(169cx) Developing an Open-Source Tool for Generating Rich and Consistent Sigma Profiles | AIChE

(169cx) Developing an Open-Source Tool for Generating Rich and Consistent Sigma Profiles

Authors 

Salih, F. - Presenter, Texas A&M University at Qatar
The field of computational material discovery using machine learning has seen a lot of development in terms of novel neural network architectures, advanced training protocols, and novel molecular descriptors. However, the latest of these has an unsolved issue. All the commonly used molecular descriptors (SMILES strings, graphs, positional coordinates, etc.) share the problem of being dependent on molecule size. However, for most deep learning models, the size of the input has to be fixed to the size of the largest molecule in the dataset. Meaning, the network will end up with many unnecessary parameters and will require a larger training dataset. Additionally, the neural network that may have taken months to train will have an upper limit for the size of molecule it can be used with in the future.

As an alternative, sigma profiles have been proposed as a universal molecular descriptor. A sigma profile is an un-normalized histogram of the surface screening charge distribution of a molecule when embedded in a continuum solvent with a very high dielectric constant. Therefore, sigma profiles contain valuable information about the possible inter- and intra-molecular interactions the molecule can experience. And they have been successfully used as inputs to convolutional neural networks and gaussian processes to predict bulk material properties (e.g. boiling point, density, aqueous solubility, etc.) with minimal datasets of less than 1500 molecules.
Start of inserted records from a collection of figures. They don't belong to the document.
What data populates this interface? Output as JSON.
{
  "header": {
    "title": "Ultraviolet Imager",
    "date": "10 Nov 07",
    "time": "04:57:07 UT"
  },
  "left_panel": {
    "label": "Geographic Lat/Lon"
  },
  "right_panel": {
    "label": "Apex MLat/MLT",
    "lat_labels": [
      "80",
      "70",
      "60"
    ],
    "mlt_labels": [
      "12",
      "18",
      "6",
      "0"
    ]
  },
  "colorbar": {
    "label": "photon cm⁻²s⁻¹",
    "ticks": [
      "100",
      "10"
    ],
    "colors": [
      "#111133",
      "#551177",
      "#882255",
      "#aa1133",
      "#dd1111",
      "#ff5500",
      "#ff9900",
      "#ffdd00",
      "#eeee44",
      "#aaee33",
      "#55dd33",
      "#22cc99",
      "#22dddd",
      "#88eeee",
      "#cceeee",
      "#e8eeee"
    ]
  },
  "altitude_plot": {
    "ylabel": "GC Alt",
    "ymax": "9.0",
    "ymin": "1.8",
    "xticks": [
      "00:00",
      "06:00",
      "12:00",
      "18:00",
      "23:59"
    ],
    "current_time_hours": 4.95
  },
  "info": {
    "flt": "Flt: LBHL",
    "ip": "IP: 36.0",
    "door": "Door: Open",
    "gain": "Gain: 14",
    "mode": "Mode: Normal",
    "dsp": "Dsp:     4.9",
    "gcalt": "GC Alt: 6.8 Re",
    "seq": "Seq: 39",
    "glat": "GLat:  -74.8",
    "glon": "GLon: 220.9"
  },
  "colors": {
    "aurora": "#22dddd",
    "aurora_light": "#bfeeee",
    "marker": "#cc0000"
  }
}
Furthermore, because they are histograms, their size is independent of molecule size - the sigma profiles for methane and C30 will both have the same number of bins. The main reason sigma profiles have not been used as molecular descriptors in more machine learning applications so far is the lack of an open-source tool for generating them, and the publication limits placed by commercially available tools.

This work summarizes the development of an open-source python tool for generating sigma profiles to allow for their use in large-scale materials discovery. The work, also, addresses the effect of conformers on sigma profiles to ensure the generated profiles are consistent and rich with information. The quality or "richness" of the sigma profiles produced was benchmarked against datasets from literature by comparing the performances of Gaussian process models at predicting material properties with the different sigma profile sources.